For lunch, I followed the recommendations of my Let’s Go book, and tried the Amir’s Falafel which is conveniently situated in front of the Columbia U’s entrance. I ordered veggie with hummus and pita bread, which totals up to $4.99, a good bargain I would say. The hummus is a bit too sour for my taste, but otherwise, it seemed very fresh and satisfying.

My highlight of the day was when I entered Harlem, and left the white, rich neighborhoods behind. Everyone’s definitely heard of Harlem, but being here in person truly took my breath away. Manhattan’s largest neighborhood, this area supports a large African American community. Since many of the black movement is centered here, streets are named after the legendary Malcolm X, Martin Luther King Jr and the sorts. When you think Flushing, think Asia; when you think Harlem, think Africa. Everyone here is black. It is so black, I feel like a naked white chicken. Being the fairest of them all, it certainly did not help me blend in much. I do feel a little afraid, but after seeing all those innocent happy African Americans having a great time, I guess my worries are not necessary.

Although just a few blocks away from the neighboring neighborhoods, this place has a totally unique feel to it. Once in the area, you can hear music, either soul, jazz or R&B everywhere on the streets. There is an Apollo Theater which showcases a lot of flavorful musical performances. Much of the buildings are old and dirty, and the streets are not as clean as the other areas I have visited. However, at the northern side – Sugar Hill, there are beautiful houses belonging to those African Americans with ‘sugar’ (money).

I walked many of the streets in Harlem, seeing elaborate families barbecuing and laughing in front of their houses. Everyone is singing, dancing or chatting aloud. It looks like they really know how to have a good time.
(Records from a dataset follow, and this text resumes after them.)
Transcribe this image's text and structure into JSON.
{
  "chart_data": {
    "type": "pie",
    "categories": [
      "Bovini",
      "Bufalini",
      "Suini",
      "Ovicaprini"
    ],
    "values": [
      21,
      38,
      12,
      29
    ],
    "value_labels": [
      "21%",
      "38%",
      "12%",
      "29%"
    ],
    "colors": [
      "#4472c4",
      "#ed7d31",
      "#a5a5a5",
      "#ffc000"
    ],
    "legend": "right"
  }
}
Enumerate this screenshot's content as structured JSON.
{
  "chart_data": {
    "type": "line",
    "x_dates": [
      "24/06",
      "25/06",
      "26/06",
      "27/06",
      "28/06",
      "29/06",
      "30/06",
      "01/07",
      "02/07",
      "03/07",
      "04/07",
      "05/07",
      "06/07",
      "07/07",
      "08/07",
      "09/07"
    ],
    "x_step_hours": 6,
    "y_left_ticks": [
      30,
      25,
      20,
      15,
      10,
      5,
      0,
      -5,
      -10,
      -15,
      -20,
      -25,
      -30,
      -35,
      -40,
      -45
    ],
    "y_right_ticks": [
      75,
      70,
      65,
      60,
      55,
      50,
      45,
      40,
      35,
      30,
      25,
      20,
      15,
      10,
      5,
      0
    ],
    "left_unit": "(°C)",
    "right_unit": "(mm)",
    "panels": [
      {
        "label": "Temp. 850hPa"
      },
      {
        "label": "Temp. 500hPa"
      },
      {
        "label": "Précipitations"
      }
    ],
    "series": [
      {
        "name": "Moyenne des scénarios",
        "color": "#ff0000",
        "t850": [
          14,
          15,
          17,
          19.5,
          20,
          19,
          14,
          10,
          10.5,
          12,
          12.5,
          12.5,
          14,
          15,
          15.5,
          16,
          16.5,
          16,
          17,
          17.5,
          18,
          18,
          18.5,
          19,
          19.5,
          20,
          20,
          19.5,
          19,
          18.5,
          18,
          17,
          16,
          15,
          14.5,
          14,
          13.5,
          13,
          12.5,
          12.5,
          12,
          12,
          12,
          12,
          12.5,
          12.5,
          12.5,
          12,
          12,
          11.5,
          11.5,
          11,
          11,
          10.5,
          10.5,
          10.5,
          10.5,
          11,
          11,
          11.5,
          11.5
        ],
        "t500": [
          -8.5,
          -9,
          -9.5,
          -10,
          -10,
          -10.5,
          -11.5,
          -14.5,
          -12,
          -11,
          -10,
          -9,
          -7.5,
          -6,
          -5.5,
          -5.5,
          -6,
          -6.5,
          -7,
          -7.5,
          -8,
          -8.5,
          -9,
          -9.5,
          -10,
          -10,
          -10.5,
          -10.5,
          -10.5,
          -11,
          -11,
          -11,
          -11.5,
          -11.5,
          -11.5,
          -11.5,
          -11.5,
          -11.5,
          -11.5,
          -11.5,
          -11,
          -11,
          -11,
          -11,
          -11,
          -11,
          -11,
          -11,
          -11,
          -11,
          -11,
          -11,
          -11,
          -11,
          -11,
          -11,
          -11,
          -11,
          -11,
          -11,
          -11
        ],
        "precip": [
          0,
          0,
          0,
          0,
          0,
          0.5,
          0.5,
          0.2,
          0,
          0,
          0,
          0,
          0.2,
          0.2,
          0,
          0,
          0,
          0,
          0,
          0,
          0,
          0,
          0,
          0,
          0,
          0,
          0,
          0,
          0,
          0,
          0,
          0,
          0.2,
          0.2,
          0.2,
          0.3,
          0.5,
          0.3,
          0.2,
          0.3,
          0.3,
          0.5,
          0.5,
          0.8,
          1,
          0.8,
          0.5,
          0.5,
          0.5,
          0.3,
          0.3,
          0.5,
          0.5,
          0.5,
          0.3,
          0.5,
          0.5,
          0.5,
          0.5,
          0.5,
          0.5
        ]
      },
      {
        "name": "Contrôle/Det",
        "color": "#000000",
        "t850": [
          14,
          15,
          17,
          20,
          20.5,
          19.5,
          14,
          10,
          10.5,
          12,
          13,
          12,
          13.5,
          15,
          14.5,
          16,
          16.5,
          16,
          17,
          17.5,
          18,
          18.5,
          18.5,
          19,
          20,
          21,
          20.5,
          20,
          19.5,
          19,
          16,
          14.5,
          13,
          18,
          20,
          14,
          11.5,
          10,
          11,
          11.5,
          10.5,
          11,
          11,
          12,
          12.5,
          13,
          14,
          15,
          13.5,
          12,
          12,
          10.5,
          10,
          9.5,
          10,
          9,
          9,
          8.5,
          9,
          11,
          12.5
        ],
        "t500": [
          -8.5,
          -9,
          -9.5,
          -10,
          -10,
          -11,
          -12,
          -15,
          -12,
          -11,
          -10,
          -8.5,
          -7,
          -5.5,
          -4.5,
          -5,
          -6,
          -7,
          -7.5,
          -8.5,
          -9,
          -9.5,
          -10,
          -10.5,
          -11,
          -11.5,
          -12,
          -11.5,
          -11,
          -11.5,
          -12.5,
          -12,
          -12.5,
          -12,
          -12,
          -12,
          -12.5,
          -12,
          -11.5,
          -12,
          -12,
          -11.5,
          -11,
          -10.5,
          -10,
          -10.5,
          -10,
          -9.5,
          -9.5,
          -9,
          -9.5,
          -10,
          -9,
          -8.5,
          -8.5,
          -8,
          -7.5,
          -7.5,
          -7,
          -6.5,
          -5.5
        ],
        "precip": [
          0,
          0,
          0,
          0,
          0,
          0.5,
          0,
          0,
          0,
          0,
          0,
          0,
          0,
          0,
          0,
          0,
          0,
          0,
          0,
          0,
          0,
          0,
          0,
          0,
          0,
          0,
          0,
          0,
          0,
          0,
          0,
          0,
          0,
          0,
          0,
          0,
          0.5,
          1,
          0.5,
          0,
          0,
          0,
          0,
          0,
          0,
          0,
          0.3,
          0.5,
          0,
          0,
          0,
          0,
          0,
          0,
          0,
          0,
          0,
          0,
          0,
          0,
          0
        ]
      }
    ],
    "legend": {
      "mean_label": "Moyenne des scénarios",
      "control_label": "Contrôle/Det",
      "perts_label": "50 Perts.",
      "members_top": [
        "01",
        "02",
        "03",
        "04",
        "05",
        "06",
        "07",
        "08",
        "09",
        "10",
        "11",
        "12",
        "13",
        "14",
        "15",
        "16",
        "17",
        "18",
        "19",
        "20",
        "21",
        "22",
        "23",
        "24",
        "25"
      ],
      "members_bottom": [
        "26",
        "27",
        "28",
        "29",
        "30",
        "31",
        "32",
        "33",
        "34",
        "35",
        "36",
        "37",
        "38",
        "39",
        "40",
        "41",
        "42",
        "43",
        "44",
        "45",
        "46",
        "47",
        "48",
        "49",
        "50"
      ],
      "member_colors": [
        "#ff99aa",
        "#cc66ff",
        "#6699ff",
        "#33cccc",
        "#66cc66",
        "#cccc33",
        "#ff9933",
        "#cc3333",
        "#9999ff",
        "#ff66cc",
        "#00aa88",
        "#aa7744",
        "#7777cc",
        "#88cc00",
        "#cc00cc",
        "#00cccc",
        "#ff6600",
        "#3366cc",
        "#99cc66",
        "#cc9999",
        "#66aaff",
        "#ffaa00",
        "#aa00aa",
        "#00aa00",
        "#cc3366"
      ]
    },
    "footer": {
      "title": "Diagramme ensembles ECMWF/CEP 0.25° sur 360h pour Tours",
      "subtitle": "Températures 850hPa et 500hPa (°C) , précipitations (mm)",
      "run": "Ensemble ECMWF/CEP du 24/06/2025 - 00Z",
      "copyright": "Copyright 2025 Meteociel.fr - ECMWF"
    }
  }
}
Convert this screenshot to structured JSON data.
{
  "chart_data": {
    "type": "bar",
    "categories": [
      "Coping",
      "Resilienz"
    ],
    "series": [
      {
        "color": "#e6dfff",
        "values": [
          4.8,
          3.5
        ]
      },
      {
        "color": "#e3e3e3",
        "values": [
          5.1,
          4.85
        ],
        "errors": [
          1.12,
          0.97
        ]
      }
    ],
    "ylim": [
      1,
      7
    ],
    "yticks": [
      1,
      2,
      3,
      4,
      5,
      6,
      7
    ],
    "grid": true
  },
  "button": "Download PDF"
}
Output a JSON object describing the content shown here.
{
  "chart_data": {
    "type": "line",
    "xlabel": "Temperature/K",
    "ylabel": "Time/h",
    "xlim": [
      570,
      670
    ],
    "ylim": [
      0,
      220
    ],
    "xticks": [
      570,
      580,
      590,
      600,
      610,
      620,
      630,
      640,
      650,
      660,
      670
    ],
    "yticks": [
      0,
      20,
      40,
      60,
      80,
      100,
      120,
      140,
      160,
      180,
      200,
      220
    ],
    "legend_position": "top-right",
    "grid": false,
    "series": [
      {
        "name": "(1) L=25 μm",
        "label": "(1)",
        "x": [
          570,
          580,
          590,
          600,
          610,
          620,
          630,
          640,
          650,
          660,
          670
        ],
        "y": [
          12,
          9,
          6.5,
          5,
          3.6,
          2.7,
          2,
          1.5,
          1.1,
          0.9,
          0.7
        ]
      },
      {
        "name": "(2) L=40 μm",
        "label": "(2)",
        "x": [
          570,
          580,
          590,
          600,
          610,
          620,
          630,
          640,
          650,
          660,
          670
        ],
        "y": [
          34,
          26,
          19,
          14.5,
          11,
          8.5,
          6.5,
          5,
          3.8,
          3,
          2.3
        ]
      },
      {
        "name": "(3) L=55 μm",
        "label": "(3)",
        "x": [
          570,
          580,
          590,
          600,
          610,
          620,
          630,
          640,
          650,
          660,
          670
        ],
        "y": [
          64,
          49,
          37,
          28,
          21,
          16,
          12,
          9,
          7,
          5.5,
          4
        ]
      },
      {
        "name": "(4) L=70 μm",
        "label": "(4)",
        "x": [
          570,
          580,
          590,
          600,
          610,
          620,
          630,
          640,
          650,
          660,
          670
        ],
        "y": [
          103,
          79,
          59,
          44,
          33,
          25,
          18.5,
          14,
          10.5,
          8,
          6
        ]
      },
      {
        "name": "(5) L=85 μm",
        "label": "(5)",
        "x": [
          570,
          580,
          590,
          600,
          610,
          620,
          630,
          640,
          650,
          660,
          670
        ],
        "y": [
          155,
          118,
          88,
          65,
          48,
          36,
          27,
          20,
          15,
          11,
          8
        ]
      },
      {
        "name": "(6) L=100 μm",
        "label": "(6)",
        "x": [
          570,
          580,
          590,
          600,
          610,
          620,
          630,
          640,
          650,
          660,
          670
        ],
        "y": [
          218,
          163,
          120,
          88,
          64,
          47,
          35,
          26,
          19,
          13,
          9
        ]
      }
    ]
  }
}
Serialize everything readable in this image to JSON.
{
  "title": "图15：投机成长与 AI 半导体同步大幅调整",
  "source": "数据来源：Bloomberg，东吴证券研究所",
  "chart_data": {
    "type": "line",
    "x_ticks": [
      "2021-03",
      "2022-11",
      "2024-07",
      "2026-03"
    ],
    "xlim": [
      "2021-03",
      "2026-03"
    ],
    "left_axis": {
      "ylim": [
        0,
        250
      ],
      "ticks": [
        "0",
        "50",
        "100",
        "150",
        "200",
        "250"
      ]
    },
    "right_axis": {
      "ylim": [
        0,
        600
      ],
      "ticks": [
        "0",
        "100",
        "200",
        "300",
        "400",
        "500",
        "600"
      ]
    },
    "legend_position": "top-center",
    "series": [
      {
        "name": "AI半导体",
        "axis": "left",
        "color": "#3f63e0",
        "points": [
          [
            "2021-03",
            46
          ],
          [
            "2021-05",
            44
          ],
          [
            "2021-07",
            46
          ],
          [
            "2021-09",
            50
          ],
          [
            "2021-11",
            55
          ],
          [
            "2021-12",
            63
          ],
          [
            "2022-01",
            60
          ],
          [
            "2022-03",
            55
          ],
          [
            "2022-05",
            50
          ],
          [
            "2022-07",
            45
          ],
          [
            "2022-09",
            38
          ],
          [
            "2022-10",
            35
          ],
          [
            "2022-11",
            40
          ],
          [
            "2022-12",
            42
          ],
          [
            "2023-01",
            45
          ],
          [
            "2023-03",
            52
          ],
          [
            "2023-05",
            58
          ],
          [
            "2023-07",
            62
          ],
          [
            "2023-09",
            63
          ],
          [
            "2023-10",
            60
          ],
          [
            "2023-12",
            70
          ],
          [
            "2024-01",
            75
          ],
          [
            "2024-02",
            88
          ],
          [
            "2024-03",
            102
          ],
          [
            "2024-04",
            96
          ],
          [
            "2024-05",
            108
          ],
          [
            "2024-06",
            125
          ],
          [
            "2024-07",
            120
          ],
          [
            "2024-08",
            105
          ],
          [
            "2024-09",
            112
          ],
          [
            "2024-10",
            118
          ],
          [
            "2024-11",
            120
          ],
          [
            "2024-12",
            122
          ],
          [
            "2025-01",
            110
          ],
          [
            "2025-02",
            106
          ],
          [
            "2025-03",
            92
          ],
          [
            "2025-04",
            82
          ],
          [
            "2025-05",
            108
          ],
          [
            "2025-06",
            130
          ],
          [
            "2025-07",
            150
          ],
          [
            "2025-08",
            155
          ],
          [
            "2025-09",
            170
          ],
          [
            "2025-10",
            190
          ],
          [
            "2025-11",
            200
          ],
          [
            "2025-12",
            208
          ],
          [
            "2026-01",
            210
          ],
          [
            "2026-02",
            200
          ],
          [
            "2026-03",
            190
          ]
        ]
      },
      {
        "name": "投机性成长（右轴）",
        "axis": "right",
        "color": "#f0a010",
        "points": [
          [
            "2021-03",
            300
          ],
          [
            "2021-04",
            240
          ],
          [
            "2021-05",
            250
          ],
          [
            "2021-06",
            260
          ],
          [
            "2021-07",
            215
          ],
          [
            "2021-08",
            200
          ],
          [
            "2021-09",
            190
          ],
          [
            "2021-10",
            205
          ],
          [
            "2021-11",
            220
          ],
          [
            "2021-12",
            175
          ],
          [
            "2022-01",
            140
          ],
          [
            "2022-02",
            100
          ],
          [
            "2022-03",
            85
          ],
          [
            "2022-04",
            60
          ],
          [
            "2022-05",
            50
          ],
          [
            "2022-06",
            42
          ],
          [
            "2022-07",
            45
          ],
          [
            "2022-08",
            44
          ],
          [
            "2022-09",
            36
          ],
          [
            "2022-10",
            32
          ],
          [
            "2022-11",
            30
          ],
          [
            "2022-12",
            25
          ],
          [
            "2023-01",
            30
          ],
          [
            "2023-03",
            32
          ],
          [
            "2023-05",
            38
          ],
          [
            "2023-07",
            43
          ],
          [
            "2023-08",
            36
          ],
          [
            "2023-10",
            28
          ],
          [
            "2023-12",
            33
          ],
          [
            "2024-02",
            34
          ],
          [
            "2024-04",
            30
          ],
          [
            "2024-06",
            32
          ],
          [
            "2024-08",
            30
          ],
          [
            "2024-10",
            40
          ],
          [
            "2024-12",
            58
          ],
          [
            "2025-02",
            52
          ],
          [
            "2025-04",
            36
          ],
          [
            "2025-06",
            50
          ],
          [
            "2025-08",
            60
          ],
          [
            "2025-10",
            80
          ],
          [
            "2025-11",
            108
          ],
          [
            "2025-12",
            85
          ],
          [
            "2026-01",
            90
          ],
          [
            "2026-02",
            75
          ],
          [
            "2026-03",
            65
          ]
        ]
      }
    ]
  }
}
After all that exercise, I found a restaurant serving soul food – Manna’s, which is a budget buffet. I took some of the vegan stuff and after weighing, sums up to $6, which is OK for New York standards. Here is what I ate – (clockwise from top right) potato salad, yellow rice with carrots, rice with black beans, tomatoes and okra, macaroni and cheese, mashed potatoes, banana pudding and green vegetables. Soul food really gives you the home sweet home feel, liked every spoonful of it.

After the whole day of cultural immersion, I remembered the Bon Jovi concert at Central Park tonight. Once I arrived at 72nd Street, I heard Bon Jovi’s voice everywhere. Wow, he’s singing all the hits! There were so MANY people at that place, we weren’t allowed to enter the Great Lawn, where the concert is taking place. Thus I joined the other people who sat by the park, listening to Bon Jovi. (Listening to him is like OUT OF THIS WORLD!)

Even though we may have different skin colors, living in different neighbourhoods, at the end of the day, we can all unite — with the sounds of Rock & Roll!